I set up Abstract Arcs in July 2000 working from a small unit on Trannack Mill Industrial Estate near Helston in Cornwall.
My self employment followed a period of eighteen months or so working for HG Welds, two creative metalworkers in Hayle who had decided to close leaving some of their customers looking for a new supplier.
I'm grateful to Paul Northern who I assisted with a few jobs when he set up on his own working mainly in stainless steel.
He said he was happy for me to supply those that wished to stock similar work that I had made for HG Welds and even advised me on pricing and my initial business plan.
Prior to this I was employed in the Blacksmith's shop at South Crofty Mine, the last working tin mine in Cornwall before it's closure. It is there that I began making steel candleholders and the odd mirror frame. Some were ground, coloured and sprayed others painted but were all of a twisted organic style. When the mine closed I had seen some of HG Welds work in Truro and could see definite similarities in the fluidity of the forms but with their added feature of the use of copper.

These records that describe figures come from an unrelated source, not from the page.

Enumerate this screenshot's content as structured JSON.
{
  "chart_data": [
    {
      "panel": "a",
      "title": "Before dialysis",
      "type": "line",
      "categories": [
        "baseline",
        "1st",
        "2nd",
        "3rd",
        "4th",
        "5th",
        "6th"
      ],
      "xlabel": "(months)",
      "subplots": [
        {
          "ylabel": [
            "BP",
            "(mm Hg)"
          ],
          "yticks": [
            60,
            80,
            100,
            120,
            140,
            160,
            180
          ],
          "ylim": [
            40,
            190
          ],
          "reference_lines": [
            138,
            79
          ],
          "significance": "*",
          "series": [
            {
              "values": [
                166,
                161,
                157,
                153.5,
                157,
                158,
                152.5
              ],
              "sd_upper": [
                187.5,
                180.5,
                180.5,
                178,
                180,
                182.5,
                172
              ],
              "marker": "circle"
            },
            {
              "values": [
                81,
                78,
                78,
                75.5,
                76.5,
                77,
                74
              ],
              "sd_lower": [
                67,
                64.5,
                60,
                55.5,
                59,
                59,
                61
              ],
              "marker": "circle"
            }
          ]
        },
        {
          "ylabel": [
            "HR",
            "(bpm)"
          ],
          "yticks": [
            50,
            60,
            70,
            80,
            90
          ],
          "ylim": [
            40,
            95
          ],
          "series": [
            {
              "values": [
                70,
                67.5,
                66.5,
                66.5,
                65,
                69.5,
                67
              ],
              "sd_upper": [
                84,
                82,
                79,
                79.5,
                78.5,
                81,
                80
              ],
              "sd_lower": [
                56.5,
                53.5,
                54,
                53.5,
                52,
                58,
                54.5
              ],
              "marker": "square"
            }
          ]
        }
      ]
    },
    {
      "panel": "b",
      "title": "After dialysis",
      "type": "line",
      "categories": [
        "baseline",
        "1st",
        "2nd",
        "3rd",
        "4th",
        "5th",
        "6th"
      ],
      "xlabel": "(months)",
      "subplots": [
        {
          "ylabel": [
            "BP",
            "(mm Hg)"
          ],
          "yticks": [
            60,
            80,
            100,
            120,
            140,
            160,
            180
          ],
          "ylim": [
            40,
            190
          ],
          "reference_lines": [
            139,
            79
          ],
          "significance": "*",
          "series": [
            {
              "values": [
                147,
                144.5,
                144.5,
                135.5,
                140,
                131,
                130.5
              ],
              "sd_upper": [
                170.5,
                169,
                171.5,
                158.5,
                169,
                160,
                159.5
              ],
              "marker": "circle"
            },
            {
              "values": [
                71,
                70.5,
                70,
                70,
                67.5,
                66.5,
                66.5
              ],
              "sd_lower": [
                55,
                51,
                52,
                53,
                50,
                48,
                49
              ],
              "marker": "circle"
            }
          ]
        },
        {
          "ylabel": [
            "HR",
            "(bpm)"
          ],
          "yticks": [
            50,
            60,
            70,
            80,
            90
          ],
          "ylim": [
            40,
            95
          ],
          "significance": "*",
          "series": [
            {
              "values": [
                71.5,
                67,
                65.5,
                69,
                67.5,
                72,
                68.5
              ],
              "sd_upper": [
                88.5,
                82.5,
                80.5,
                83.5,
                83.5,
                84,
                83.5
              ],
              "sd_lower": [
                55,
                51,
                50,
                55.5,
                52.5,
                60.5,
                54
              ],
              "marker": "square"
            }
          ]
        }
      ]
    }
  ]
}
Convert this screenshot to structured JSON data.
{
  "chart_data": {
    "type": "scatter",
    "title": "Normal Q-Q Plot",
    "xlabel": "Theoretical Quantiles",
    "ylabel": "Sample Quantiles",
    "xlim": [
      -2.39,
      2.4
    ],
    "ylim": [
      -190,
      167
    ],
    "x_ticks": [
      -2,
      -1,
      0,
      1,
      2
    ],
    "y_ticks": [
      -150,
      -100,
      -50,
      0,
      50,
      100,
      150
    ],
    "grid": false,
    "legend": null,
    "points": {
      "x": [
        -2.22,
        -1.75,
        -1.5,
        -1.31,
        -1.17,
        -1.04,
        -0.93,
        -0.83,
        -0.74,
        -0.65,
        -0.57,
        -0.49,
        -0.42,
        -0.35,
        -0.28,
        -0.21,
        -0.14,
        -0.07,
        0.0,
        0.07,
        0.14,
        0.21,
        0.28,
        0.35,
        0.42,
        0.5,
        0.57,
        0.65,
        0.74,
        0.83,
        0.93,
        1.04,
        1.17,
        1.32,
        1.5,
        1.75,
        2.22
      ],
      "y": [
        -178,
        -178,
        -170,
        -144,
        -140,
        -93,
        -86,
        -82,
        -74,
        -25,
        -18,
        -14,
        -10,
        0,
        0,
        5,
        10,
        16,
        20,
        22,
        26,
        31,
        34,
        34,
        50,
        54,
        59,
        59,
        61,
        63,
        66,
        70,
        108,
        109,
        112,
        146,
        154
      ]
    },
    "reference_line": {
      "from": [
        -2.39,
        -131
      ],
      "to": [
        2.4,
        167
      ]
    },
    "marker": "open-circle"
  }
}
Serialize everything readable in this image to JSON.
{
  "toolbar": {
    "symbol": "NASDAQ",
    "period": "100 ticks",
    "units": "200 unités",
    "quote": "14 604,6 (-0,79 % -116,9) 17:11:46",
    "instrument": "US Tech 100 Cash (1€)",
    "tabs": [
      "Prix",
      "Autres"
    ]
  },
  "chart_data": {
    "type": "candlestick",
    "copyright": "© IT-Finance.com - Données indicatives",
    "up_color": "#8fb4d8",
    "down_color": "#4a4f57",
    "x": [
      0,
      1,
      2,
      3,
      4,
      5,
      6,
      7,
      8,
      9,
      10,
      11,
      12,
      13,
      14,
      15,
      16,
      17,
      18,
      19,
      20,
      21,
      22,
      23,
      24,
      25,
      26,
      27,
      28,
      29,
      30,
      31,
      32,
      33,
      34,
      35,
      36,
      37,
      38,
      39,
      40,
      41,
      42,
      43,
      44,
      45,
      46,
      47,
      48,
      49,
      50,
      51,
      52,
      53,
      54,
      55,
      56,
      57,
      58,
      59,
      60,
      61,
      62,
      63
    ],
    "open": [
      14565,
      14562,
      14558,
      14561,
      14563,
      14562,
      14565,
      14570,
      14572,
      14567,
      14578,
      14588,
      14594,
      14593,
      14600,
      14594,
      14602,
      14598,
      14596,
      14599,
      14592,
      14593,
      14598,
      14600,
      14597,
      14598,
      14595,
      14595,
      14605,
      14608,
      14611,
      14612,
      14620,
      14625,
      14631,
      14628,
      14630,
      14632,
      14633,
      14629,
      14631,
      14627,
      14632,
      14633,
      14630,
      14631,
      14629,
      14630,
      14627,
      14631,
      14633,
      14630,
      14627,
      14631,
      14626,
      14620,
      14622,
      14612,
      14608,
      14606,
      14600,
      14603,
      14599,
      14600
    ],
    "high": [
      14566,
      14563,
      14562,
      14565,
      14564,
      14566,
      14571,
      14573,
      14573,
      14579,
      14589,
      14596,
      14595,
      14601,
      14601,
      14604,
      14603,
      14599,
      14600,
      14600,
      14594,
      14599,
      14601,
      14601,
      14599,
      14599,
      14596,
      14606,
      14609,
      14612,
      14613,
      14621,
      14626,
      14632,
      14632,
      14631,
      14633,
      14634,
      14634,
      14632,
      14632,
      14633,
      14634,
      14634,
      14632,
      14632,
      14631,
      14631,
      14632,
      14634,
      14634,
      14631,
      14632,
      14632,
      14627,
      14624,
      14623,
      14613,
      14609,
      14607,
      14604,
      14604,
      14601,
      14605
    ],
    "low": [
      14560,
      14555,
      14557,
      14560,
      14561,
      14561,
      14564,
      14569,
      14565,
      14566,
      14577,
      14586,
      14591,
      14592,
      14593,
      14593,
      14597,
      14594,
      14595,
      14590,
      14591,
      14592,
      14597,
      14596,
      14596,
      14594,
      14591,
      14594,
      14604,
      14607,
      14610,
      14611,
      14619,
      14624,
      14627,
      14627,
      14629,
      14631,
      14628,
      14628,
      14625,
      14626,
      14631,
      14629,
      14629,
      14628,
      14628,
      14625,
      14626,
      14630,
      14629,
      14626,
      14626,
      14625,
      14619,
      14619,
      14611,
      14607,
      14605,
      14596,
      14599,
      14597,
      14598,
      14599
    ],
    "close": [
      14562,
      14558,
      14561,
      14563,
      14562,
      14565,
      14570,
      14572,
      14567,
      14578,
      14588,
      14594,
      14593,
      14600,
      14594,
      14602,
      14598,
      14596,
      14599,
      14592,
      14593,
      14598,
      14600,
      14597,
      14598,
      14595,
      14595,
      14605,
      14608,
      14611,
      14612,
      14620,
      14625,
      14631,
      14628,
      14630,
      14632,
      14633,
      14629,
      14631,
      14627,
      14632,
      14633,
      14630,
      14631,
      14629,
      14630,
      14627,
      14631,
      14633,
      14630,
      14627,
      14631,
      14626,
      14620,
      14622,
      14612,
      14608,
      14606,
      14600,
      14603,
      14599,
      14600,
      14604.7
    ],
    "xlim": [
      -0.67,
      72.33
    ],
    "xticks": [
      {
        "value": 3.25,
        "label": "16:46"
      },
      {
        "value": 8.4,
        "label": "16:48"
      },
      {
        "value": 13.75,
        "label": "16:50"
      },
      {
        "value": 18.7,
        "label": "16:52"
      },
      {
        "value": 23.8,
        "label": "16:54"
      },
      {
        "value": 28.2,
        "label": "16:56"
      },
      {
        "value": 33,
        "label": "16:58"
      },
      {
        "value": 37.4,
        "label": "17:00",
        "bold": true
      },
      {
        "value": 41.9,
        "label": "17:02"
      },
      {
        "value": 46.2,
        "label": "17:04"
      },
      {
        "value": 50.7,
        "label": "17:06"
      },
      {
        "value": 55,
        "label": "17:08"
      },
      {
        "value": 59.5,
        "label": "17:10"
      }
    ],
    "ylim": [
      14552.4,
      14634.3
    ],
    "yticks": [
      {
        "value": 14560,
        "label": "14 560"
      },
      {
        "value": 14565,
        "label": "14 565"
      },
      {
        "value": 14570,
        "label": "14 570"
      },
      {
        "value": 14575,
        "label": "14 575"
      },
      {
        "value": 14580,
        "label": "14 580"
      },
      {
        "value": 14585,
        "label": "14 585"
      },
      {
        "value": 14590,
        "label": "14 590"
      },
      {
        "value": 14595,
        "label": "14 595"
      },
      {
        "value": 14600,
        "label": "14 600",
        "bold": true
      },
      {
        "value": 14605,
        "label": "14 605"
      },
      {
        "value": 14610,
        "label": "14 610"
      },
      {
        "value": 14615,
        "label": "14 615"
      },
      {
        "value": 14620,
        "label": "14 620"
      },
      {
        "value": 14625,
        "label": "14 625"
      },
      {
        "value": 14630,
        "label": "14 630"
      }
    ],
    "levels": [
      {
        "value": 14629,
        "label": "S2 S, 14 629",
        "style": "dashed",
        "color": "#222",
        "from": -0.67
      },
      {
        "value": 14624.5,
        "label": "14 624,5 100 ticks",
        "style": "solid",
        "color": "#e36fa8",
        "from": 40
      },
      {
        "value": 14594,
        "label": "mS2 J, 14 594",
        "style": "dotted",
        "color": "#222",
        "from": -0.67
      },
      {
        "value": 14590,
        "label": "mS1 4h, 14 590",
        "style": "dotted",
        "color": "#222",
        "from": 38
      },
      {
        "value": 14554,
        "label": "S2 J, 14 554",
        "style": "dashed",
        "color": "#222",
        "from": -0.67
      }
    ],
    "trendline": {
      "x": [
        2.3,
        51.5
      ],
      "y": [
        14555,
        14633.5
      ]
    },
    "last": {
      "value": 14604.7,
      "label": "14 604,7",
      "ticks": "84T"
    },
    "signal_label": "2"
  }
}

Very much out of my comfort zone I took some pictures of the things I'd made down to see if they could do with any help.
Some time later I was offered a trial.
There are three main areas in which I now work;
Metal art/craft work made mainly from steel and recycled copper. This includes items such as candlesticks, clocks, mirrors, bowls and non-functional pieces.
Sculptural one off and commissioned items, functional or non-functional.
More traditional gates, railings, general fabrication etc which have been produced for private customers, builders, churches, surgeries, shops and other businesses.
A variety of equipment and processes are used in the production including mig welding, brazing, soldering, plasma cutting, oxy-acetylene burning and heat colouring, angle grinders, spray guns etc. The majority of the art/craft work is ground steel and recycled copper with welded/braised detail, coloured by heat and then lacquered.
I like the idea that everyday items that have come to the end of their ‘useful’ life can be transformed into a desirable form. If that form can also hide the furious activity needed in its creation then even better.